Third - Jesus is right there, with a hand, lifting up the one who is falling. You see, Jesus cares so much for us, that no matter what happens, he is right there with us, reaching out his hand, grabbing us with his grace and love, and promising to never let us go.

So today, may you bring your fears to the one who will always walk with you. May you be blessed with grace and love, and may you always feel the presence of Christ in your life.


lula said...

Pr E, could you use this one instead?

FEAR-- Sometimes there are things that we truly need to fear--sitting in a tree during a thunderstorm, sleeping on the railroad tracks, or climbing in a lion cage at the zoo. My fear is that I'm scared to death of roosters, chickens, and turkeys. Do I want to face that fear? Nope. Not too many roosters, chickens or turkeys are running around Janesville. Once a year at the fairgrounds, I pass up the opportunity to go into the feathered-animal building. That's a kind of fear I can avoid and I'm glad people don't tease me about it.

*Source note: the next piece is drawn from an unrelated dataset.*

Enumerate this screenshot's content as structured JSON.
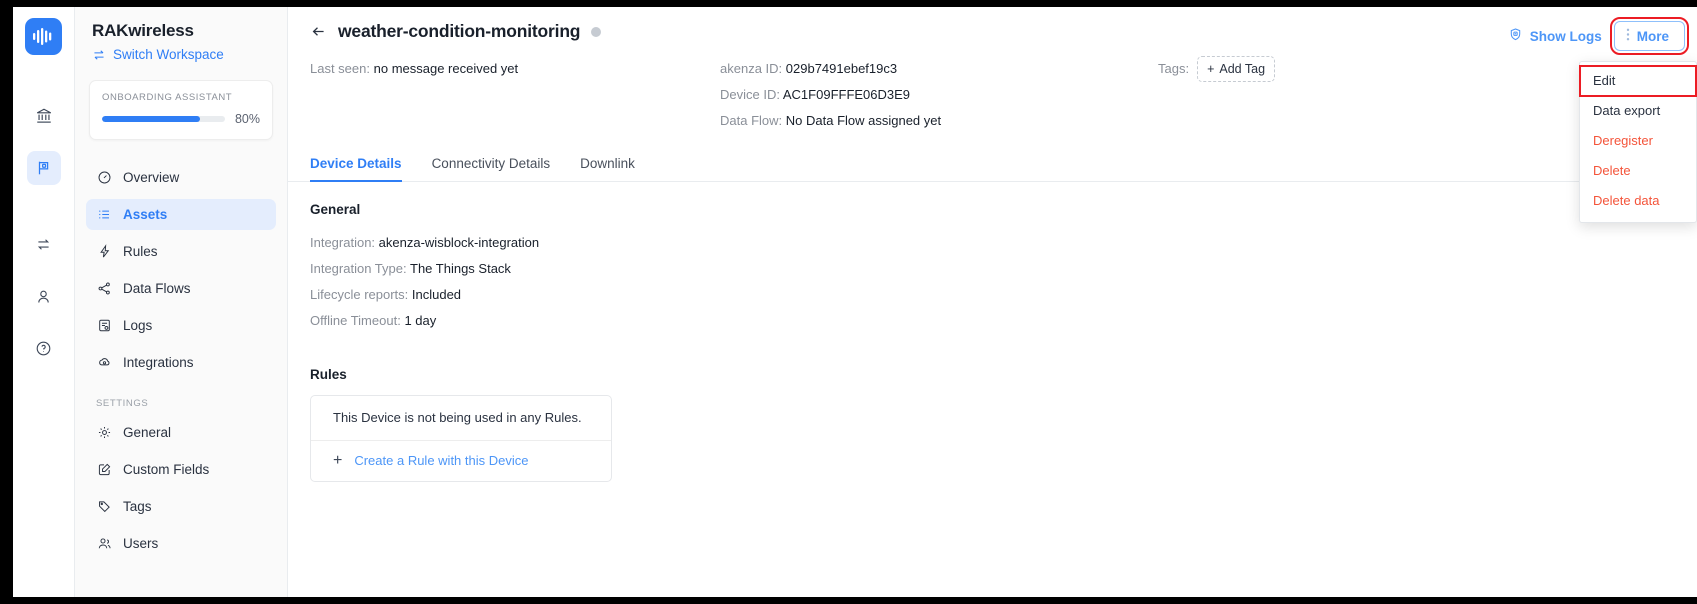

Deciding whether to face our fear that we encounter more often than just at the fairgrounds--I guess we have to think about what it will take to face our fear and decide whether we're willing to risk dealing with the scary stuff. Can we actually let go of the fear and ask God to take it or do we hold on tight and wonder why we're still scared? We can stretch ourselves. We can try doing something a little scary and then take bigger steps as we get braver knowing God is holding our hands.

Betty Dygart said...

When I read Pastor E's and Lula's comments, the hymn "Have No Fear, Little Flock" came to my mind.

"Have no fear, little flock;
have no fear, little flock,
for the Father has chosen to give you the kingdom;
have no fear, little flock.

Have good cheer, little flock;
have good cheer, little flock,
for the Father will keep you in his love forever;
have good cheer, little flock.

Praise the Lord, high above;
praise the Lord, high above,
for he stoops down to heal you, uplift and restore you;
praise the Lord high above.

Thankful hearts raise to God;
thankful hearts raise to God,
for he stays close beside you, in all things works with you;
thankful hearts raise to God."

At times, when we have sung the hymn in church, I have felt it was something of a children's song, too simple in its tune and message to be taken as a worthwhile hymn. However, now, as I reread the words (and the tune is probably stuck in my head for the remainder of the day), its simplicity is one of the very reasons why it is a wonderful hymn, a reminder of God's unfailing presence, no matter what we fear.

I am thankful for being one of the "little flock" and for knowing my shepherd.